When I was a child, my parents taught my brother and I to say the Shema before bed every night. At my day school, we prayed Shacharit first thing in the morning every day, but there wasn't much praying going on at home- except for holidays, and our bedtime Shema. I moved into my own home nearly 2 months ago, and I've found myself praying the Shema every night before bed- just like I did when I was a child. It seemed like a natural thing to do, to thank Adonai for the joys of my new domicile, where I hope to someday raise a child in our faith, in the Emanuel community. For me, saying the Shema every night is one part of what makes my new house a Jewish home. Plus, the digits that make up my address add up to 18- chai- what a happy omen!

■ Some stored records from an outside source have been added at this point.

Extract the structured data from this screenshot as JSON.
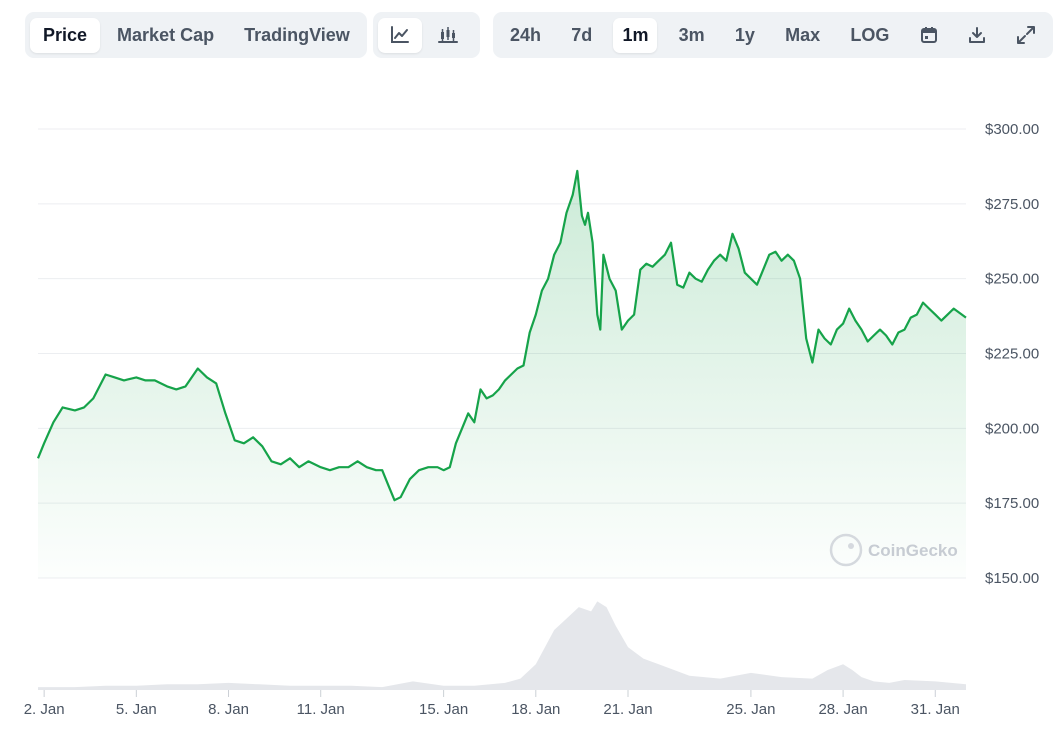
{
  "toolbar": {
    "view_tabs": [
      {
        "label": "Price",
        "active": true
      },
      {
        "label": "Market Cap",
        "active": false
      },
      {
        "label": "TradingView",
        "active": false
      }
    ],
    "chart_type_buttons": [
      {
        "icon": "line-chart-icon",
        "active": true
      },
      {
        "icon": "candlestick-chart-icon",
        "active": false
      }
    ],
    "ranges": [
      {
        "label": "24h",
        "active": false
      },
      {
        "label": "7d",
        "active": false
      },
      {
        "label": "1m",
        "active": true
      },
      {
        "label": "3m",
        "active": false
      },
      {
        "label": "1y",
        "active": false
      },
      {
        "label": "Max",
        "active": false
      },
      {
        "label": "LOG",
        "active": false
      }
    ],
    "action_icons": [
      "calendar-icon",
      "download-icon",
      "fullscreen-icon"
    ]
  },
  "watermark": "CoinGecko",
  "colors": {
    "line": "#16a34a",
    "volume": "#e5e7eb",
    "grid": "#eceef1",
    "accent_bg": "#eff2f5"
  },
  "chart_data": {
    "type": "line",
    "title": "",
    "xlabel": "",
    "ylabel": "",
    "ylim": [
      150,
      300
    ],
    "yticks": [
      "$300.00",
      "$275.00",
      "$250.00",
      "$225.00",
      "$200.00",
      "$175.00",
      "$150.00"
    ],
    "ytick_values": [
      300,
      275,
      250,
      225,
      200,
      175,
      150
    ],
    "xlim": [
      1.8,
      32.0
    ],
    "xticks": [
      "2. Jan",
      "5. Jan",
      "8. Jan",
      "11. Jan",
      "15. Jan",
      "18. Jan",
      "21. Jan",
      "25. Jan",
      "28. Jan",
      "31. Jan"
    ],
    "xtick_values": [
      2,
      5,
      8,
      11,
      15,
      18,
      21,
      25,
      28,
      31
    ],
    "grid": true,
    "series": [
      {
        "type": "line",
        "x": [
          1.8,
          2.0,
          2.3,
          2.6,
          3.0,
          3.3,
          3.6,
          4.0,
          4.3,
          4.6,
          5.0,
          5.3,
          5.6,
          6.0,
          6.3,
          6.6,
          7.0,
          7.3,
          7.6,
          7.9,
          8.2,
          8.5,
          8.8,
          9.1,
          9.4,
          9.7,
          10.0,
          10.3,
          10.6,
          11.0,
          11.3,
          11.6,
          11.9,
          12.2,
          12.5,
          12.8,
          13.0,
          13.2,
          13.4,
          13.6,
          13.9,
          14.2,
          14.5,
          14.8,
          15.0,
          15.2,
          15.4,
          15.6,
          15.8,
          16.0,
          16.2,
          16.4,
          16.6,
          16.8,
          17.0,
          17.2,
          17.4,
          17.6,
          17.8,
          18.0,
          18.2,
          18.4,
          18.6,
          18.8,
          19.0,
          19.2,
          19.35,
          19.5,
          19.6,
          19.7,
          19.85,
          20.0,
          20.1,
          20.2,
          20.4,
          20.6,
          20.8,
          21.0,
          21.2,
          21.4,
          21.6,
          21.8,
          22.0,
          22.2,
          22.4,
          22.6,
          22.8,
          23.0,
          23.2,
          23.4,
          23.6,
          23.8,
          24.0,
          24.2,
          24.4,
          24.6,
          24.8,
          25.0,
          25.2,
          25.4,
          25.6,
          25.8,
          26.0,
          26.2,
          26.4,
          26.6,
          26.8,
          27.0,
          27.2,
          27.4,
          27.6,
          27.8,
          28.0,
          28.2,
          28.4,
          28.6,
          28.8,
          29.0,
          29.2,
          29.4,
          29.6,
          29.8,
          30.0,
          30.2,
          30.4,
          30.6,
          30.8,
          31.0,
          31.2,
          31.4,
          31.6,
          32.0
        ],
        "y": [
          190,
          195,
          202,
          207,
          206,
          207,
          210,
          218,
          217,
          216,
          217,
          216,
          216,
          214,
          213,
          214,
          220,
          217,
          215,
          205,
          196,
          195,
          197,
          194,
          189,
          188,
          190,
          187,
          189,
          187,
          186,
          187,
          187,
          189,
          187,
          186,
          186,
          181,
          176,
          177,
          183,
          186,
          187,
          187,
          186,
          187,
          195,
          200,
          205,
          202,
          213,
          210,
          211,
          213,
          216,
          218,
          220,
          221,
          232,
          238,
          246,
          250,
          258,
          262,
          272,
          278,
          286,
          271,
          268,
          272,
          262,
          238,
          233,
          258,
          250,
          246,
          233,
          236,
          238,
          253,
          255,
          254,
          256,
          258,
          262,
          248,
          247,
          252,
          250,
          249,
          253,
          256,
          258,
          256,
          265,
          260,
          252,
          250,
          248,
          253,
          258,
          259,
          256,
          258,
          256,
          250,
          230,
          222,
          233,
          230,
          228,
          233,
          235,
          240,
          236,
          233,
          229,
          231,
          233,
          231,
          228,
          232,
          233,
          237,
          238,
          242,
          240,
          238,
          236,
          238,
          240,
          237
        ]
      }
    ],
    "volume": {
      "x": [
        1.8,
        3,
        4,
        5,
        6,
        7,
        8,
        9,
        10,
        11,
        12,
        13,
        14,
        15,
        16,
        17,
        17.5,
        18,
        18.3,
        18.6,
        19.0,
        19.4,
        19.8,
        20.0,
        20.3,
        20.6,
        21.0,
        21.5,
        22.0,
        22.5,
        23,
        24,
        25,
        26,
        27,
        27.5,
        28,
        28.3,
        28.6,
        29,
        29.5,
        30,
        31,
        32
      ],
      "values": [
        2,
        2,
        3,
        3,
        4,
        4,
        5,
        4,
        3,
        3,
        3,
        2,
        6,
        3,
        3,
        5,
        8,
        18,
        30,
        42,
        50,
        58,
        55,
        62,
        58,
        45,
        30,
        22,
        18,
        14,
        10,
        8,
        12,
        9,
        8,
        14,
        18,
        14,
        9,
        6,
        5,
        7,
        6,
        4
      ],
      "max": 70
    }
  }
}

In what ways do we make our houses Emanuel homes? Perhaps your child(ren)'s ECRS projects are hanging on the fridge, or maybe you have photos of Emanuel friends on your desk. Hopefully our post-Bnai Mitzvah aged kids still have their WRJ candlesticks and MOE Kiddush cups, and the Tanakh they received on their bookshelves. As former students of Cantor Shelly, we hope our Bnai Mitzvah alumni and their families will join us for the Bnai Mitzvah Reunion Share Shabbat on April 12th- a part of our Legacy Weekend celebrating Cantor Shelly's 25th anniversary! Speaking of the Cantor, I have a houseplant she cultivated for me, and when I see it every morning I am grateful for our community all over again. That little potted palm tree is a wonderful metaphor for how much we grow and evolve as Jews and as Emanuelites. All we need to nurture our faith is a little water, a little sunlight, good intentions, dedicated care, a supportive synagogue community, and a blessing or two.